For months, we’ve had ongoing challenges with odd characters () at the very beginning of certain e-mails. At the same time, we’ve had (seemingly unrelated) challenges with characters like apostrophes (‘) appearing as other odd characters in e-mails. Open the source documents in plain-text editors (TextEdit, Notepad, Coda), and they look fine—no problem. Send them through our e-mail generation system, and crazy characters appear. Must be the e-mail generation system, right?
Wrong.
It came down to the encoding our plain-text editors use. All of these text editors automatically encode the plain text based on whether non-ASCII characters are used. Include a curly apostrophe, and TextEdit encodes in Unicode. Unless you’ve got superhero vision, you won’t notice that the document includes a curly apostrophe. Now send that Unicode document to a system that’s expecting straight ASCII, and you get crazy characters in place of the curly apostrophe, since ASCII doesn’t include the curly apostrophe.
But wait, there’s more.
A Unicode-encoded file also has a Byte Order Mark (BOM) at the beginning to describe what encoding is used. Since the BOM is part of the description of the file, but not the body of the file, Unicode-enabled text editors ignore it. (It’s actually more complicated than that, but this description helps me keep it straight in my head. Check out the Wikipedia entry for the real explanation.) The point is, our poor HTML coder can’t see that there’s a problem.

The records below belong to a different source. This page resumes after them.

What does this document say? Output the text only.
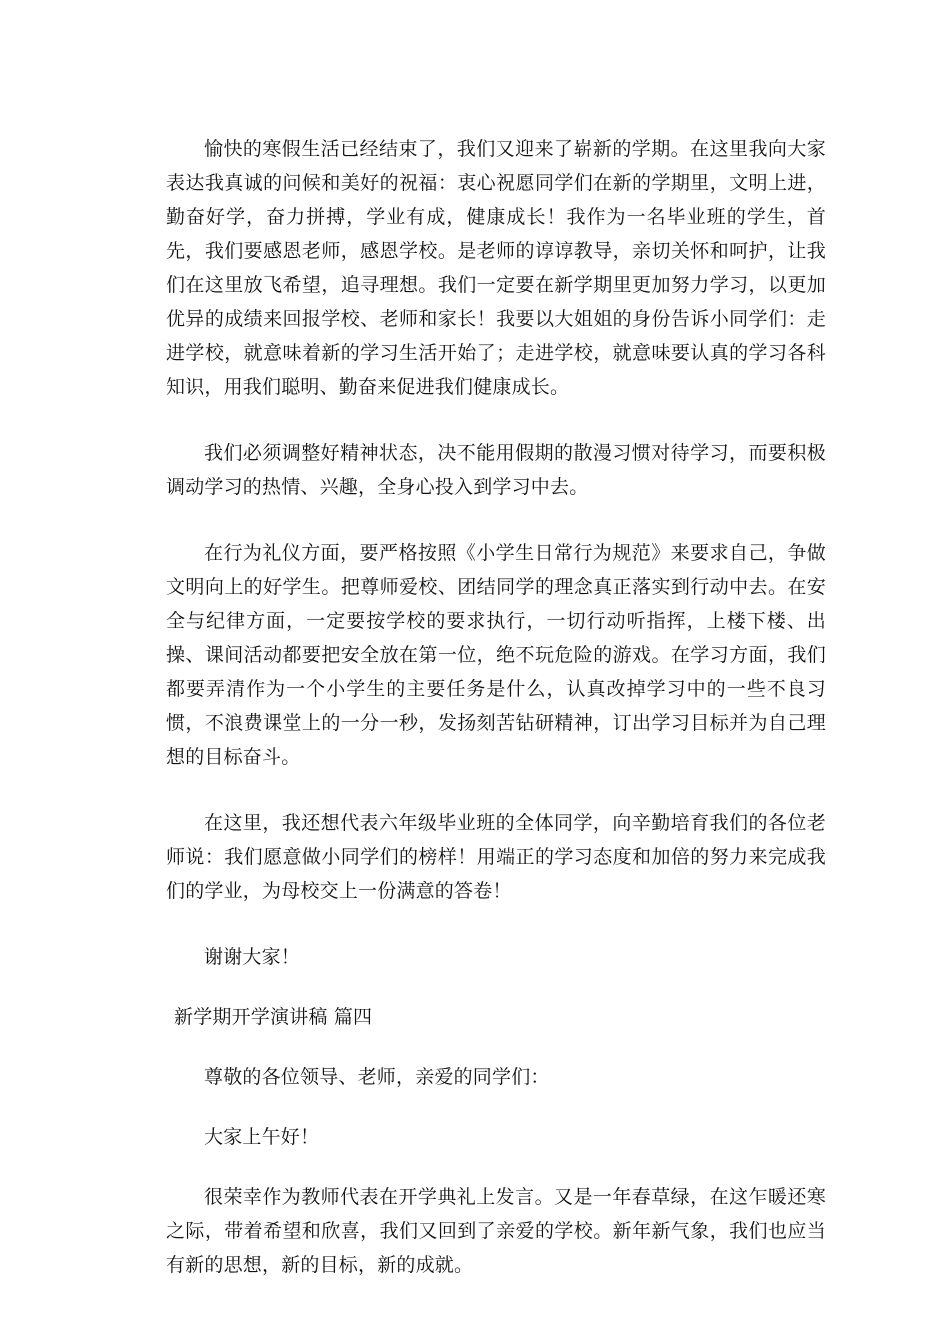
愉快的寒假生活已经结束了，我们又迎来了崭新的学期。在这里我向大家表达我真诚的问候和美好的祝福：衷心祝愿同学们在新的学期里，文明上进，勤奋好学，奋力拼搏，学业有成，健康成长！我作为一名毕业班的学生，首先，我们要感恩老师，感恩学校。是老师的谆谆教导，亲切关怀和呵护，让我们在这里放飞希望，追寻理想。我们一定要在新学期里更加努力学习，以更加优异的成绩来回报学校、老师和家长！我要以大姐姐的身份告诉小同学们：走进学校，就意味着新的学习生活开始了；走进学校，就意味要认真的学习各科知识，用我们聪明、勤奋来促进我们健康成长。

我们必须调整好精神状态，决不能用假期的散漫习惯对待学习，而要积极调动学习的热情、兴趣，全身心投入到学习中去。

在行为礼仪方面，要严格按照《小学生日常行为规范》来要求自己，争做文明向上的好学生。把尊师爱校、团结同学的理念真正落实到行动中去。在安全与纪律方面，一定要按学校的要求执行，一切行动听指挥，上楼下楼、出操、课间活动都要把安全放在第一位，绝不玩危险的游戏。在学习方面，我们都要弄清作为一个小学生的主要任务是什么，认真改掉学习中的一些不良习惯，不浪费课堂上的一分一秒，发扬刻苦钻研精神，订出学习目标并为自己理想的目标奋斗。

在这里，我还想代表六年级毕业班的全体同学，向辛勤培育我们的各位老师说：我们愿意做小同学们的榜样！用端正的学习态度和加倍的努力来完成我们的学业，为母校交上一份满意的答卷！

谢谢大家！

新学期开学演讲稿 篇四

尊敬的各位领导、老师，亲爱的同学们：

大家上午好！

很荣幸作为教师代表在开学典礼上发言。又是一年春草绿，在这乍暖还寒之际，带着希望和欣喜，我们又回到了亲爱的学校。新年新气象，我们也应当有新的思想，新的目标，新的成就。
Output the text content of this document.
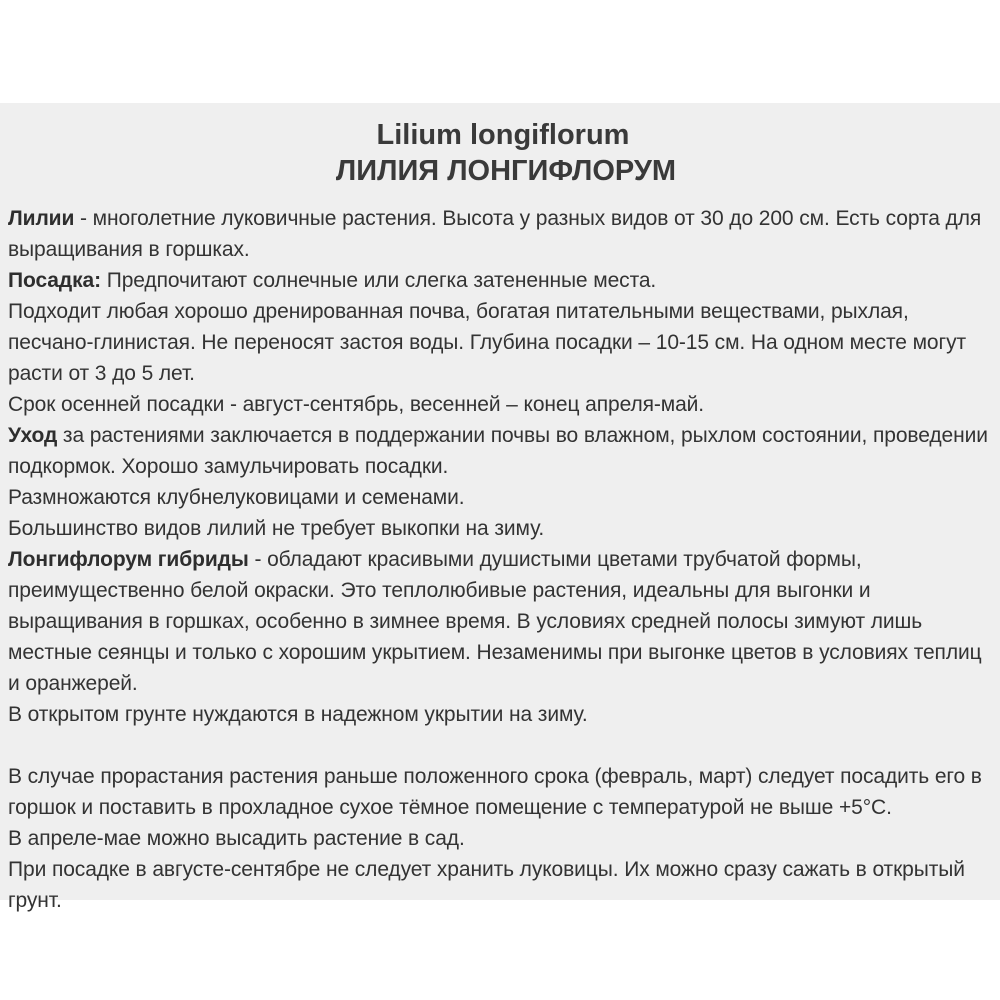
Lilium longiflorum
ЛИЛИЯ ЛОНГИФЛОРУМ

Лилии - многолетние луковичные растения. Высота у разных видов от 30 до 200 см. Есть сорта для выращивания в горшках.

Посадка: Предпочитают солнечные или слегка затененные места.

Подходит любая хорошо дренированная почва, богатая питательными веществами, рыхлая, песчано-глинистая. Не переносят застоя воды. Глубина посадки – 10-15 см. На одном месте могут расти от 3 до 5 лет.

Срок осенней посадки - август-сентябрь, весенней – конец апреля-май.

Уход за растениями заключается в поддержании почвы во влажном, рыхлом состоянии, проведении подкормок. Хорошо замульчировать посадки.

Размножаются клубнелуковицами и семенами.

Большинство видов лилий не требует выкопки на зиму.

Лонгифлорум гибриды - обладают красивыми душистыми цветами трубчатой формы, преимущественно белой окраски. Это теплолюбивые растения, идеальны для выгонки и выращивания в горшках, особенно в зимнее время. В условиях средней полосы зимуют лишь местные сеянцы и только с хорошим укрытием. Незаменимы при выгонке цветов в условиях теплиц и оранжерей.

В открытом грунте нуждаются в надежном укрытии на зиму.

В случае прорастания растения раньше положенного срока (февраль, март) следует посадить его в горшок и поставить в прохладное сухое тёмное помещение с температурой не выше +5°С.

В апреле-мае можно высадить растение в сад.

При посадке в августе-сентябре не следует хранить луковицы. Их можно сразу сажать в открытый грунт.
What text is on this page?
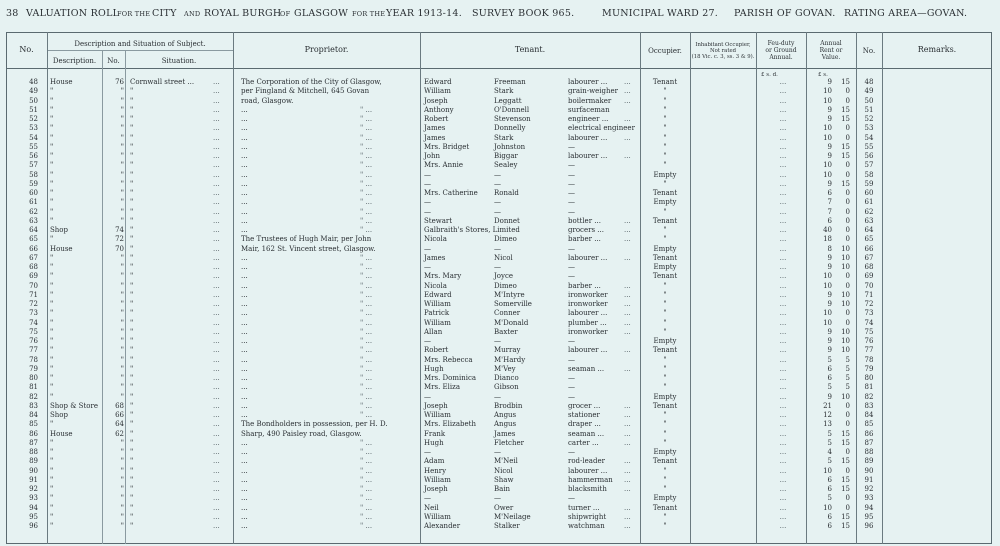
38 VALUATION ROLL
FOR THE CITY AND ROYAL BURGH
OF GLASGOW FOR THE YEAR 1913-14. SURVEY BOOK 965.	MUNICIPAL WARD 27. PARISH OF GOVAN. RATING AREA—GOVAN.
No.
Description and Situation of Subject.
Description.	No.	Situation.
Proprietor.	Tenant.	Occupier.
Inhabitant Occupier,
Not rated
(18 Vic. c. 3, ss. 3 & 9).
Feu-duty
or Ground
Annual.
Annual
Rent or
Value.
No.	Remarks.
£ s. d.	£ s.
48 House	76 Cornwall street ...	...	The Corporation of the City of Glasgow,	Edward	Freeman	labourer ...	...	Tenant	...	9	15	48
49 "	" "	...	per Fingland & Mitchell, 645 Govan	William	Stark	grain-weigher ...	"	...	10	0	49
50 "	" "	...	road, Glasgow.	Joseph	Leggatt	boilermaker	...	"	...	10	0	50
51 "	" "	...	...	" ...	Anthony	O'Donnell	surfaceman	"	...	9	15	51
52 "	" "	...	...	" ...	Robert	Stevenson	engineer ...	...	"	...	9	15	52
53 "	" "	...	...	" ...	James	Donnelly	electrical engineer	"	...	10	0	53
54 "	" "	...	...	" ...	James	Stark	labourer ...	...	"	...	10	0	54
55 "	" "	...	...	" ...	Mrs. Bridget	Johnston	—	"	...	9	15	55
56 "	" "	...	...	" ...	John	Biggar	labourer ...	...	"	...	9	15	56
57 "	" "	...	...	" ...	Mrs. Annie	Sealey	—	"	...	10	0	57
58 "	" "	...	...	" ...	—	—	—	Empty	...	10	0	58
59 "	" "	...	...	" ...	—	—	—	"	...	9	15	59
60 "	" "	...	...	" ...	Mrs. Catherine	Ronald	—	Tenant	...	6	0	60
61 "	" "	...	...	" ...	—	—	—	Empty	...	7	0	61
62 "	" "	...	...	" ...	—	—	—	"	...	7	0	62
63 "	" "	...	...	" ...	Stewart	Donnet	bottler ...	...	Tenant	...	6	0	63
64 Shop	74 "	...	...	" ...	Galbraith's Stores, Limited	grocers ...	...	"	...	40	0	64
65 "	72 "	...	The Trustees of Hugh Mair, per John	Nicola	Dimeo	barber ...	...	"	...	18	0	65
66 House	70 "	...	Mair, 162 St. Vincent street, Glasgow.	—	—	—	Empty	...	8	10	66
67 "	" "	...	...	" ...	James	Nicol	labourer ...	...	Tenant	...	9	10	67
68 "	" "	...	...	" ...	—	—	—	Empty	...	9	10	68
69 "	" "	...	...	" ...	Mrs. Mary	Joyce	—	Tenant	...	10	0	69
70 "	" "	...	...	" ...	Nicola	Dimeo	barber ...	...	"	...	10	0	70
71 "	" "	...	...	" ...	Edward	M'Intyre	ironworker	...	"	...	9	10	71
72 "	" "	...	...	" ...	William	Somerville	ironworker	...	"	...	9	10	72
73 "	" "	...	...	" ...	Patrick	Conner	labourer ...	...	"	...	10	0	73
74 "	" "	...	...	" ...	William	M'Donald	plumber ...	...	"	...	10	0	74
75 "	" "	...	...	" ...	Allan	Baxter	ironworker	...	"	...	9	10	75
76 "	" "	...	...	" ...	—	—	—	Empty	...	9	10	76
77 "	" "	...	...	" ...	Robert	Murray	labourer ...	...	Tenant	...	9	10	77
78 "	" "	...	...	" ...	Mrs. Rebecca	M'Hardy	—	"	...	5	5	78
79 "	" "	...	...	" ...	Hugh	M'Vey	seaman ...	...	"	...	6	5	79
80 "	" "	...	...	" ...	Mrs. Dominica	Dianco	—	"	...	6	5	80
81 "	" "	...	...	" ...	Mrs. Eliza	Gibson	—	"	...	5	5	81
82 "	" "	...	...	" ...	—	—	—	Empty	...	9	10	82
83 Shop & Store	68 "	...	...	" ...	Joseph	Brodbin	grocer ...	...	Tenant	...	21	0	83
84 Shop	66 "	...	...	" ...	William	Angus	stationer	...	"	...	12	0	84
85 "	64 "	...	The Bondholders in possession, per H. D.	Mrs. Elizabeth	Angus	draper ...	...	"	...	13	0	85
86 House	62 "	...	Sharp, 490 Paisley road, Glasgow.	Frank	James	seaman ...	...	"	...	5	15	86
87 "	" "	...	...	" ...	Hugh	Fletcher	carter ...	...	"	...	5	15	87
88 "	" "	...	...	" ...	—	—	—	Empty	...	4	0	88
89 "	" "	...	...	" ...	Adam	M'Neil	rod-leader	...	Tenant	...	5	15	89
90 "	" "	...	...	" ...	Henry	Nicol	labourer ...	...	"	...	10	0	90
91 "	" "	...	...	" ...	William	Shaw	hammerman	...	"	...	6	15	91
92 "	" "	...	...	" ...	Joseph	Bain	blacksmith	...	"	...	6	15	92
93 "	" "	...	...	" ...	—	—	—	Empty	...	5	0	93
94 "	" "	...	...	" ...	Neil	Ower	turner ...	...	Tenant	...	10	0	94
95 "	" "	...	...	" ...	William	M'Neilage	shipwright	...	"	...	6	15	95
96 "	" "	...	...	" ...	Alexander	Stalker	watchman	...	"	...	6	15	96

So inadvertently include a non-ASCII character in a supposedly plain-text file, the file will likely get saved as Unicode, and have crazy characters when opened in an ASCII-only application—like most e-mail systems.
UnicodeChecker to the Rescue
Now that we know what the problem is, it’s easy to adjust our process to keep us clean. The main change: UnicodeChecker, a great little app from Steffen Kamp and Sven-S. Porst at earthlingsoft. It installs as a service on the Mac. Highlight your code in your text editor, click Services-UnicodeChecker, and it will convert any Unicode symbols to their HMTL/ASCII equivalent.